Security
Highlighted

Problem with SAML authentication after updating to Splunk 7.0.0

Path Finder

I have upgraded to Splunk 7.0.0, and I am encountering with "Verification of SAML assertion using the IDP's certificate provided failed. Error: Failed to verify signature with cert :S:\Splunk\etc\auth\idpCerts\idpCert.pem;" error. My earlier version with 6.6.3 was stable

0 Karma
Highlighted

Re: Problem with SAML authentication after updating to Splunk 7.0.0

Splunk Employee
Splunk Employee

Hello Could you please see if

  1. The signing certificate that IdP uses has not expired, if it has please use a new certificate for signing and export new IdpMetadata and reimport that metadata into splunk.
  2. If you are using certificate chains, like root CA -> intermediate CA -> (any level of intermediate CAs) -> signing cert. Ensure that under folder $SPLUNKHOME/etc/auth/idpCerts there is a folder called idpCertChain1 and there are all the files of intermediate CAs and your signing certificate. Also ensure that under $SPLUNK_HOME/etc/auth/idpCerts there are no pem files directly under it.
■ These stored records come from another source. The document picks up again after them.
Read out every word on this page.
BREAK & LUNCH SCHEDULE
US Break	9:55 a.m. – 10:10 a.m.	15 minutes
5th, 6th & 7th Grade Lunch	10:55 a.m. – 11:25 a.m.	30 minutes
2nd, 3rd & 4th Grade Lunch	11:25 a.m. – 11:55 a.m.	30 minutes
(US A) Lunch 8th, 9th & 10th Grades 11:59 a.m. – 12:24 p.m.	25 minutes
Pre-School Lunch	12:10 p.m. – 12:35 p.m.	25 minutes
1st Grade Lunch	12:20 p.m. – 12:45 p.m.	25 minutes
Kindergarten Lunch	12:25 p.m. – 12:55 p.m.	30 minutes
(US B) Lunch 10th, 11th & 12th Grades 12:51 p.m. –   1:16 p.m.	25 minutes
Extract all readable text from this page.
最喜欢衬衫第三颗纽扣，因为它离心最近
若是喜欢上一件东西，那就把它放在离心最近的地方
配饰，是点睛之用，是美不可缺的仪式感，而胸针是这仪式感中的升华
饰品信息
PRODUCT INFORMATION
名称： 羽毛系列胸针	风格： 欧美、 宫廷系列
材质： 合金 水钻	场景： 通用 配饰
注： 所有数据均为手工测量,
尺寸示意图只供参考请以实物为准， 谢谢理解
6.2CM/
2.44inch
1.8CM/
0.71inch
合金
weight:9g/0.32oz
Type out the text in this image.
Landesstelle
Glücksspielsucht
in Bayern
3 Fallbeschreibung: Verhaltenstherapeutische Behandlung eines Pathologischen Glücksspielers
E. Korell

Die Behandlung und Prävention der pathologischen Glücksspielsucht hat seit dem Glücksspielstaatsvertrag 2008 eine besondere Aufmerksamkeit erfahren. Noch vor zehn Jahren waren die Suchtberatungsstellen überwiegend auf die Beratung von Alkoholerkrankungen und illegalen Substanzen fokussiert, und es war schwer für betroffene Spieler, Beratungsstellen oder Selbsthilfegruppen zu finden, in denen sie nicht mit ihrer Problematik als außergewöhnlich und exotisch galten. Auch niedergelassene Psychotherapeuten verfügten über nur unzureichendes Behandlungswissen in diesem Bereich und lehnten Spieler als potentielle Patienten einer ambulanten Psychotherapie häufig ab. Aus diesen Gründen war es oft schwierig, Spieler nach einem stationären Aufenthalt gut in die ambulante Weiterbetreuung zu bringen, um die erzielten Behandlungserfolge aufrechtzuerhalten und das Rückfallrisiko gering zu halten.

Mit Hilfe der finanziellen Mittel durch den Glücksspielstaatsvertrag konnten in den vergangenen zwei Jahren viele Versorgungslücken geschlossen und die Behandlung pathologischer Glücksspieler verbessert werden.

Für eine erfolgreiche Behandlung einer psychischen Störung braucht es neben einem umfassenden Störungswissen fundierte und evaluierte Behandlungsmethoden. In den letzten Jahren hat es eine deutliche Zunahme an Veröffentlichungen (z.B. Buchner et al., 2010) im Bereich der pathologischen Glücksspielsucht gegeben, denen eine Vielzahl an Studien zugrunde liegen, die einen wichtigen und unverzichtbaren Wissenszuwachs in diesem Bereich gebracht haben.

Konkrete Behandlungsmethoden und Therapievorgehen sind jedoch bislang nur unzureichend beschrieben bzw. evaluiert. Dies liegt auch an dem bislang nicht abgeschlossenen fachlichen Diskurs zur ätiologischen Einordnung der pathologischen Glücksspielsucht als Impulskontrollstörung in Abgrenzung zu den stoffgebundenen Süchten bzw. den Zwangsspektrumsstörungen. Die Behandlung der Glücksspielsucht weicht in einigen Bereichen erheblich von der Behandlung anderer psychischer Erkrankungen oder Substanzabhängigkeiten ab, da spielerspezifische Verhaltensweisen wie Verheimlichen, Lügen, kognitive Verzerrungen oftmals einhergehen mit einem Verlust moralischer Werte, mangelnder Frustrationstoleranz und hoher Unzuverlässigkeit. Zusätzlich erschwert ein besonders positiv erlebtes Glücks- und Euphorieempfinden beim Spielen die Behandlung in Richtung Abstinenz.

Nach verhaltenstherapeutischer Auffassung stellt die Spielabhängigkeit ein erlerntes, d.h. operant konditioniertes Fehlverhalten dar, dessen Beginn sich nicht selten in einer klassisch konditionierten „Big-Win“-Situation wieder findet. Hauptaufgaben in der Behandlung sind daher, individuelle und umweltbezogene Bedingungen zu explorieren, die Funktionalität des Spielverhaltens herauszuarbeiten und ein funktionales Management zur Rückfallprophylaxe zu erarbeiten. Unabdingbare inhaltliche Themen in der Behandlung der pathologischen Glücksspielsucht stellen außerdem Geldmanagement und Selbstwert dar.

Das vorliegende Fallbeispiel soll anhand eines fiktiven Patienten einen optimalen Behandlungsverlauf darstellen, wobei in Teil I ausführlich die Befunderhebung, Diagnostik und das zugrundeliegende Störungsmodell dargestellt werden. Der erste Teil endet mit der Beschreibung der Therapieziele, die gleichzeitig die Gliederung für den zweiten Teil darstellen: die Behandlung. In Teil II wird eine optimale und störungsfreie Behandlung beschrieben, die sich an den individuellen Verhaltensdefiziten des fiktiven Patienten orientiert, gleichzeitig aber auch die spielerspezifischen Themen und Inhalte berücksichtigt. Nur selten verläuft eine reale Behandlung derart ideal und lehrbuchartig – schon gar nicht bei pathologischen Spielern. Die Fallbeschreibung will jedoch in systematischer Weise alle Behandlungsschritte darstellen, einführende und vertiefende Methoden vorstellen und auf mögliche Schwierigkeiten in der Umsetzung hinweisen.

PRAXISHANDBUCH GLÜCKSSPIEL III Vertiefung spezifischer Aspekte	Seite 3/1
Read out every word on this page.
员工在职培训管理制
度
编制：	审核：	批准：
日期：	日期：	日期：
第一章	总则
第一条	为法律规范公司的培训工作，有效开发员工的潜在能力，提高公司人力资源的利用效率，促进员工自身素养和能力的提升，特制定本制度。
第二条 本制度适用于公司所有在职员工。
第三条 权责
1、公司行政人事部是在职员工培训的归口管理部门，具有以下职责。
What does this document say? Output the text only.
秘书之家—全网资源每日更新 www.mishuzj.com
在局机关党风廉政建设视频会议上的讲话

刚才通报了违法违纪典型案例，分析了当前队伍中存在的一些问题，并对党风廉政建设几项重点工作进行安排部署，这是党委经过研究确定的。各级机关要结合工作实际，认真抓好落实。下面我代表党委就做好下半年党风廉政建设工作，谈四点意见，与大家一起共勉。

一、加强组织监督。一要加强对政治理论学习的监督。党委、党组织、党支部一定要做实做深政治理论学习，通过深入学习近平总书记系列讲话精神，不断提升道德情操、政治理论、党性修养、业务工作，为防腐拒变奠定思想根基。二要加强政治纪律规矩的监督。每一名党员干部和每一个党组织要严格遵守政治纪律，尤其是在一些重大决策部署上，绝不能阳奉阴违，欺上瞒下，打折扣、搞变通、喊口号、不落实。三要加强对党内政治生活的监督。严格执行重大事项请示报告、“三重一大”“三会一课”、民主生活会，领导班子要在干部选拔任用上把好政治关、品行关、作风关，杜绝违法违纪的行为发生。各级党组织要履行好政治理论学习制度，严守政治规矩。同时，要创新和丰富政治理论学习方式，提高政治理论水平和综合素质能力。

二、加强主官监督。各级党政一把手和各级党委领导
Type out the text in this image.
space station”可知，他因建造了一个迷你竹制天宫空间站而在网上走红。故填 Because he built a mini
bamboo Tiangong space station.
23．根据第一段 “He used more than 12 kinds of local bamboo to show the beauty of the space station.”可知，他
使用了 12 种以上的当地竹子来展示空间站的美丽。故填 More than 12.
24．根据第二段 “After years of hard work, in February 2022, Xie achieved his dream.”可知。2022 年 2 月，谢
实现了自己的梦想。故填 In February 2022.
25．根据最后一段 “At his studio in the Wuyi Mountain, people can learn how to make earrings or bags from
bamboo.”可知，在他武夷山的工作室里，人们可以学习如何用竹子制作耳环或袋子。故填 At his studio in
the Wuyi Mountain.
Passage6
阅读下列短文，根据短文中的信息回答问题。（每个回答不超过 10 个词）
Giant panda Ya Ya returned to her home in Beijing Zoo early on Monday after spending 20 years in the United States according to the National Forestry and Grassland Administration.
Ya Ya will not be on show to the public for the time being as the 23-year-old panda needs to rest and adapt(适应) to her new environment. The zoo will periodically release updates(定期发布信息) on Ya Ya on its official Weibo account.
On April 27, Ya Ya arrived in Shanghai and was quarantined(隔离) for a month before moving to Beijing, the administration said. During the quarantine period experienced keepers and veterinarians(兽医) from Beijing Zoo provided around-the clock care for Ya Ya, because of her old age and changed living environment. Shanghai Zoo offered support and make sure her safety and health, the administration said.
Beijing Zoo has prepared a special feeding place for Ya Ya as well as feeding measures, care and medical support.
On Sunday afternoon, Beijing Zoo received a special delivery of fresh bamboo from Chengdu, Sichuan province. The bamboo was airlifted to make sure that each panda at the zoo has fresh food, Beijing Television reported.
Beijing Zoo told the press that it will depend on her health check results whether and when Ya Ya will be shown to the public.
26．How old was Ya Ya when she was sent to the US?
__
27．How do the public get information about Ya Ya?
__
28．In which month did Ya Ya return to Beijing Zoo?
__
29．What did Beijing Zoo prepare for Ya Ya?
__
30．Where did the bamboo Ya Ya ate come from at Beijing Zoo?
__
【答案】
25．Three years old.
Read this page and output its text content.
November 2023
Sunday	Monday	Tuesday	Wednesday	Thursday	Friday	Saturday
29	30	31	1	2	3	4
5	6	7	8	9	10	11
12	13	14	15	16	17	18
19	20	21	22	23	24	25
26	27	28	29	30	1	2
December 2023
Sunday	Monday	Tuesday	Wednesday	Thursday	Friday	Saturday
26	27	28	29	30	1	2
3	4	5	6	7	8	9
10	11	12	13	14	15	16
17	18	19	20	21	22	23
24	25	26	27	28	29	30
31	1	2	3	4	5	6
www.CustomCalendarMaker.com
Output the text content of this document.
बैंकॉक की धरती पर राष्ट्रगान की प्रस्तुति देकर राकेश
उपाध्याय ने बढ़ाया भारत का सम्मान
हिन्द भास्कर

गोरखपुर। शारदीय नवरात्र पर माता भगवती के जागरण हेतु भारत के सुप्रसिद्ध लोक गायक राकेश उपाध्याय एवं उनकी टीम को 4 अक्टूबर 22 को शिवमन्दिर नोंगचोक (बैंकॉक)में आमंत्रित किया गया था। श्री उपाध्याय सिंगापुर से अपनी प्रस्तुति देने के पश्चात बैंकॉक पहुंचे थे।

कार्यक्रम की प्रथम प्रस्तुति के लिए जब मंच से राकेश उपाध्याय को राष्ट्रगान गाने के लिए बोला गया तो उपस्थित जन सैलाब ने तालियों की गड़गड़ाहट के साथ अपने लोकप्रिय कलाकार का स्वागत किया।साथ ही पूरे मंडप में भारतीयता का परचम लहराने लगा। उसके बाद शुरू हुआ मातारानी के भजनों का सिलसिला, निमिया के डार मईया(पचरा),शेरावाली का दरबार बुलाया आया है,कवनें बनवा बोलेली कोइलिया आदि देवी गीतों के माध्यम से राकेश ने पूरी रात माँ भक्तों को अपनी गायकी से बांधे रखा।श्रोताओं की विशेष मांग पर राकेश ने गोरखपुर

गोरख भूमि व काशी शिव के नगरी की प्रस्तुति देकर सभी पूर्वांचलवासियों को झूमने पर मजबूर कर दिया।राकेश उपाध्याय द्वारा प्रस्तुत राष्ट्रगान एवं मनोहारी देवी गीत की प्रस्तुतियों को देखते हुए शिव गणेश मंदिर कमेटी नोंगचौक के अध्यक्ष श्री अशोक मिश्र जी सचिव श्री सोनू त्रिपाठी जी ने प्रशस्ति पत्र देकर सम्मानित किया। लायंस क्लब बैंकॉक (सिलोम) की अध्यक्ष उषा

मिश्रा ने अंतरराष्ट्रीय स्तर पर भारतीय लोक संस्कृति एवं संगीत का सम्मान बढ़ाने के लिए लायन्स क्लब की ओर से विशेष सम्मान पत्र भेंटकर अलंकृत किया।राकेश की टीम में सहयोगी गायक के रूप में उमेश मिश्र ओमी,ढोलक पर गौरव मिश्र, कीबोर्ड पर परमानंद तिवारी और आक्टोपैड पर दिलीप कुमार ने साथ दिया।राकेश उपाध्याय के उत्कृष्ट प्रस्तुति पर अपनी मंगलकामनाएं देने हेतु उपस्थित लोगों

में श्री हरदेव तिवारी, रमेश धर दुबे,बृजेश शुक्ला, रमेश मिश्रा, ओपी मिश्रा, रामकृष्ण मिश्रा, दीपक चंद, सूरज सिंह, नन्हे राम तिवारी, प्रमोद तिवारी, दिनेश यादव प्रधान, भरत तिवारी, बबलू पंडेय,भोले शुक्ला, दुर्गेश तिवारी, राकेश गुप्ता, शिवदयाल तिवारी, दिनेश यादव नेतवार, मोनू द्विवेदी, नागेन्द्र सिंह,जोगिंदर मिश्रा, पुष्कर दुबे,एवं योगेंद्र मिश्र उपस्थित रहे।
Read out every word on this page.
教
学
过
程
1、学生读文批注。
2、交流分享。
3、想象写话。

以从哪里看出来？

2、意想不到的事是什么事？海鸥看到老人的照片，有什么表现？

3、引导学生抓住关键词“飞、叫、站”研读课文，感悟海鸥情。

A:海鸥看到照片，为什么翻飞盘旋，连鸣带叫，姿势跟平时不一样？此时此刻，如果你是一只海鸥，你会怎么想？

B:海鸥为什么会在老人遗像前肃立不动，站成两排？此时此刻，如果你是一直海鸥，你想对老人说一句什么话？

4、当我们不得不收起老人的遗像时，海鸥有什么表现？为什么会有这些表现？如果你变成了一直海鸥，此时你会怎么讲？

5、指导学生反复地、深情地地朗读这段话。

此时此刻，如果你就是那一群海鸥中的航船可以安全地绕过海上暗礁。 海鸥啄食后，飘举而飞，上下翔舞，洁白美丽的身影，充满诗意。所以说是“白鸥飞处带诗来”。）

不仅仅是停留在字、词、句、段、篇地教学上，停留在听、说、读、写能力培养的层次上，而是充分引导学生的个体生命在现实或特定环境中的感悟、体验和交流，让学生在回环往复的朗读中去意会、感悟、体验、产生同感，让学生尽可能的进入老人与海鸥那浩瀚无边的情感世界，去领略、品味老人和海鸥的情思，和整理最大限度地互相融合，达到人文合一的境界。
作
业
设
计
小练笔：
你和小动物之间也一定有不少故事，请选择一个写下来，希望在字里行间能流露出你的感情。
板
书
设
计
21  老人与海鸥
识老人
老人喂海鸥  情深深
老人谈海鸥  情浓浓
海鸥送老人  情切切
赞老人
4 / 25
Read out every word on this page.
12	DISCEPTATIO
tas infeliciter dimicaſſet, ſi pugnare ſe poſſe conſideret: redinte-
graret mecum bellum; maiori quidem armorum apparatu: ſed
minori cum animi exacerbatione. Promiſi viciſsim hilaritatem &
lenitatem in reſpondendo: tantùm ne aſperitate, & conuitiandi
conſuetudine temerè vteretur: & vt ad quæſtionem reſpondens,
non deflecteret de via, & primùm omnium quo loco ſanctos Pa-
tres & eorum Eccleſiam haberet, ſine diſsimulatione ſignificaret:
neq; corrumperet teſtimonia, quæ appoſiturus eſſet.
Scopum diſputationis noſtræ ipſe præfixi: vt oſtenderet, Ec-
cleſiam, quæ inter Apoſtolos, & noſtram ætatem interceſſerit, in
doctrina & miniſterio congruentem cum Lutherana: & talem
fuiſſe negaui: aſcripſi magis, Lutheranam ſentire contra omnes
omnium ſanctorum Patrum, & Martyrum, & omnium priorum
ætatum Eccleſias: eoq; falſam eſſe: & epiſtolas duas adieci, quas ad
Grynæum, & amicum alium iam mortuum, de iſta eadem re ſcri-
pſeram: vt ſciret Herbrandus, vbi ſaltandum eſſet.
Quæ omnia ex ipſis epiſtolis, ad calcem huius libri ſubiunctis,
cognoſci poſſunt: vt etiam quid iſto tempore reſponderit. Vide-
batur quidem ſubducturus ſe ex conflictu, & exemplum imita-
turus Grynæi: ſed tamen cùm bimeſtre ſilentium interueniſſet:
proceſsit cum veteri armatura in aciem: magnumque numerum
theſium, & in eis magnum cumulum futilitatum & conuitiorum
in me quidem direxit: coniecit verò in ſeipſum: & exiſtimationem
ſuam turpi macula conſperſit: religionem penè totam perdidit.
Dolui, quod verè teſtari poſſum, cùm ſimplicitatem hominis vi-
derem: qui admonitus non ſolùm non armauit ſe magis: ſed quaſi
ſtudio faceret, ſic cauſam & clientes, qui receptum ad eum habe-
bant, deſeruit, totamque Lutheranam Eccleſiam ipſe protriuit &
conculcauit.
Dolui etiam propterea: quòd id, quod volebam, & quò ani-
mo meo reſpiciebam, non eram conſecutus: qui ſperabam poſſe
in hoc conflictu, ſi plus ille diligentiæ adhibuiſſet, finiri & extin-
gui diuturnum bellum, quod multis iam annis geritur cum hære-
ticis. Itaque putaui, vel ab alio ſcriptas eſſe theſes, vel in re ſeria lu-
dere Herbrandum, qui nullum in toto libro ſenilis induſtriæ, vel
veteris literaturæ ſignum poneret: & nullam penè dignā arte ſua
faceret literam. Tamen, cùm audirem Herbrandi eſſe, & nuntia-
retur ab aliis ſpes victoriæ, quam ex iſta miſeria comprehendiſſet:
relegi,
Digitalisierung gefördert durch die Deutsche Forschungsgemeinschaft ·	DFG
Let me know how it goes. Also if this does not solve your problem would it be possible to list the files and directories directly under $SPLUNK_HOME/etc/auth/idpCerts . You dont have to paste the contents of the file, just the file names themselves should be sufficient.

Highlighted

Re: Problem with SAML authentication after updating to Splunk 7.0.0

Engager

I was also experiencing this issue after upgrading from Splunk 6.5.0 to 7.0.0. I did have cert1.pem and cert2.pem files sitting in $SPLUNKHOME/etc/auth/idpCerts prior to and after the upgrade. It seems that when the MSI runs an in place upgrade it may not be able to account for the new idpCertChain1 storage location. Simply moving the files to this location did not correct the problem. It wasn't until I worked with support and went through the whole process of setting up SAML again that the issue was corrected by putting the root CA cert and the AD FS token signing cert in the IdP certificate chains free text box of the SAML configuration page. Once we did this, Splunk rebuilt the cert1.pem and cert2.pem files inside of the new $SPLUNKHOME/etc/auth/idpCerts/idpCertChain1 folder and it started working correctly.